Given that I was born in 1996, it’s worth identifying just when I became a fan of Stevie Nicks. While I can’t remember the date, I can certainly remember the song. It was ‘Landslide’ sometime during my childhood, likely played in the quiet of a Sunday afternoon, embedding itself in my memory forever. 

To this day, it remains one of my favourite songs of all time, largely because of the memories it evokes but also because of its genuine merit. It’s a timeless piece of music whose melody beautifully aches, giving way to Nicks’ poignant lyrics about life’s transience. 

It’s a classic Nicks song in which she pours every ounce of her humanity into the track, opening up a door to universality by exercising deep vulnerability. This is what made her great on that 1975 piece, iconically fierce on Fleetwood Mac’s 1977 opus Rumours, and ensures that to this day, over 50 years on, she is still gaining new fans. 

Of course, once you’re stunned by her music for the first time and subsequently walk through the gateway of her discography, you soon find an embarrassment of storytelling riches, both in and out of the music. Upon learning the drama of her career, be it the painful heartache or crippling drug abuseher music becomes all the more compelling. 

As a contemporary fan, a newcomer to the world of Stevie Nicks’ lyrics, it was something I experienced. After promoting ‘Landslide’ from a subconscious soundtrack to my upbringing to a song I would deeply understand, I immersed myself in the world of Fleetwood Mac’s dream-rock. For what they and, more specifically, Rumours did was create the blueprint for how personal music could be, but moreover, how reliability existed within those specifics. It was a novel and a self-help guide all in one.

That timelessness has led us here, where Stevie Nicks stands as an icon, broken by our constant desire for her painful songwriting.
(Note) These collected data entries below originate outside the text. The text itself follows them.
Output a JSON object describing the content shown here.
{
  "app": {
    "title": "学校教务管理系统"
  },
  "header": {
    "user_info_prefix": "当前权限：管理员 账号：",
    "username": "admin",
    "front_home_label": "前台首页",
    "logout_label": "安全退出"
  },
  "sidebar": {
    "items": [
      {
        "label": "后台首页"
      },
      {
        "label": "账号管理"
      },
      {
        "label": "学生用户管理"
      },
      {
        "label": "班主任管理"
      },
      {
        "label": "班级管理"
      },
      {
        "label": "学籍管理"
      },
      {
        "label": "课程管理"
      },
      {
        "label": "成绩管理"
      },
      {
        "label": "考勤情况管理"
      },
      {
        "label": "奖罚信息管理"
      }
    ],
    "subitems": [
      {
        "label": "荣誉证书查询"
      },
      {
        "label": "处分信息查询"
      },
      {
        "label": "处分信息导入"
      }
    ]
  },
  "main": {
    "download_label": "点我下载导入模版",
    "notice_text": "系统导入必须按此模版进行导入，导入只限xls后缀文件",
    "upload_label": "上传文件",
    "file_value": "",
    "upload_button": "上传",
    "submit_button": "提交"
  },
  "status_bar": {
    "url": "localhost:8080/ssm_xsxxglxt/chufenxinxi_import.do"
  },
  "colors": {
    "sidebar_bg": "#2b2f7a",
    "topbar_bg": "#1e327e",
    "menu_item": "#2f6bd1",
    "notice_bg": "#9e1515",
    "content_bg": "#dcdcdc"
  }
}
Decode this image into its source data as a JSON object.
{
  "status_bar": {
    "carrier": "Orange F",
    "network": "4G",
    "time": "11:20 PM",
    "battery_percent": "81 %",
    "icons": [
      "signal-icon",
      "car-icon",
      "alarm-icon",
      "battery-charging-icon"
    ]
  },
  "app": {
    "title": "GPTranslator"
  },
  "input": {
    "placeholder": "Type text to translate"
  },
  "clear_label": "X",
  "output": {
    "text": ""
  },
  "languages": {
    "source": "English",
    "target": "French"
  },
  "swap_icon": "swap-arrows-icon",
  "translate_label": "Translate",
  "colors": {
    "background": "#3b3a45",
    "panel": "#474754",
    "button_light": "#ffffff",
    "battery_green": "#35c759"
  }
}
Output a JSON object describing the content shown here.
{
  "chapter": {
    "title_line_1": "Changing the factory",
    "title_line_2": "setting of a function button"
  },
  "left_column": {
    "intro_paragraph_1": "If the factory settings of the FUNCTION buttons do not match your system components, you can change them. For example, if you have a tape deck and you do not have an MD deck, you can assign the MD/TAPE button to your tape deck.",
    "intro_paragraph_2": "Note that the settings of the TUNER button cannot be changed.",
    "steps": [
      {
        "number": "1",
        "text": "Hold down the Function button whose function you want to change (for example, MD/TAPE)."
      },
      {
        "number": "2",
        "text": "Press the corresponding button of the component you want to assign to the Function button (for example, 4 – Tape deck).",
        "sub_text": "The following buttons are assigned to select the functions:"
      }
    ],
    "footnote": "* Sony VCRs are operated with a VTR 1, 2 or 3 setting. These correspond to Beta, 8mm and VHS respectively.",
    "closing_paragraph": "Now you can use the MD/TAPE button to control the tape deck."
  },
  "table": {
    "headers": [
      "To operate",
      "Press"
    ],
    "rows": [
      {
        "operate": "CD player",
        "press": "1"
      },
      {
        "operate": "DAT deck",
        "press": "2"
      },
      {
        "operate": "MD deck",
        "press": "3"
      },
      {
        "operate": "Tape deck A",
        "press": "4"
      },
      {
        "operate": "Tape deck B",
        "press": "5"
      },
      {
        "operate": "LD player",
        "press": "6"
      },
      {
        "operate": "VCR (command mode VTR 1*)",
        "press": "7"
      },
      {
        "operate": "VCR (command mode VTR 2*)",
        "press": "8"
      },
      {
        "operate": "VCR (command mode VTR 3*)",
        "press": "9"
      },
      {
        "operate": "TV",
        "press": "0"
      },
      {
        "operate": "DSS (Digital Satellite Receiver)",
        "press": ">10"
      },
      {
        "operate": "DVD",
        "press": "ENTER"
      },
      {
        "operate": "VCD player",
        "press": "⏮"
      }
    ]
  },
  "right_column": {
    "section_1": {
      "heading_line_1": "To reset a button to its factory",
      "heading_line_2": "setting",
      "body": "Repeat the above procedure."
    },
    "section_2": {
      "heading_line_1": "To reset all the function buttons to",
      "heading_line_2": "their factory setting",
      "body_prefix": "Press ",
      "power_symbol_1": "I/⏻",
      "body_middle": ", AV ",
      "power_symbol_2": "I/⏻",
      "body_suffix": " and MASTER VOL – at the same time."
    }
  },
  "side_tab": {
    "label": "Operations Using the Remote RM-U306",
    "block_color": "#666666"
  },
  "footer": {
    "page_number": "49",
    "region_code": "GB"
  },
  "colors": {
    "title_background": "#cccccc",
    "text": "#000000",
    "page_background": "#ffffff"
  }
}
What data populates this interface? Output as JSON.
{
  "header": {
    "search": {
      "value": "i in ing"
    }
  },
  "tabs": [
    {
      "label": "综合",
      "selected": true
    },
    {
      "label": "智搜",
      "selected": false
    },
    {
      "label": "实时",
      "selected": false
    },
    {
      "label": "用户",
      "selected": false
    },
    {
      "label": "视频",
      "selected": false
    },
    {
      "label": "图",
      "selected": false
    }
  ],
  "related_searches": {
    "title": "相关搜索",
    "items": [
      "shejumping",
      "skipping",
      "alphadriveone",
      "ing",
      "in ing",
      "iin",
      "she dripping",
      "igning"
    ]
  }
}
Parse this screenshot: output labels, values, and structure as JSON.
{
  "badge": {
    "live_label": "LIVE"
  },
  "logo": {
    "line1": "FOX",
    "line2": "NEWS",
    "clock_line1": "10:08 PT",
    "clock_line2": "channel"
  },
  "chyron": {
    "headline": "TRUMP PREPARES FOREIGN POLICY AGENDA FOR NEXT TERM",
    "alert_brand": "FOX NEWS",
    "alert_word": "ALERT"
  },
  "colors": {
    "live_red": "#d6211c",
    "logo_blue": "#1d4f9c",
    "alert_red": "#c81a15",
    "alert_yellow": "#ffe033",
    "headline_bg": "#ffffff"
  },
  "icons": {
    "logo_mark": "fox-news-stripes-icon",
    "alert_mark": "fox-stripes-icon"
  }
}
While her last studio album was released in 2011, she has continued to tour all over the world, providing fans old and new with musical moments they’ve waited their whole lives for.

But many would be swift to gatekeep an artist like Nicks, reminding younger fans that seeing her now doesn’t have a scratch on seeing her in the late 1970s, because apparently, nothing was as good as it was back then. But gatekeepers, look away now, for your arguments are clearly rooted in nothing but fantasy, as Nicks herself regards a tour she went on in 2014 as her most treasured. 

Explaining, “The 24 Karat Gold Tour was my all-time favourite tour. I not only got to sing my songs, but I was able to tell their stories for the first time. I love having the opportunity to share this concert with my fans. From me to you – 24 Karat Gold.”

It was a tour that gave Nicks independence over her own artistry. She played a string of hits, both solo and from Fleetwood Mac, on her own terms and without interruption, allowing her much-loved humanity to fully pour out onto the songs.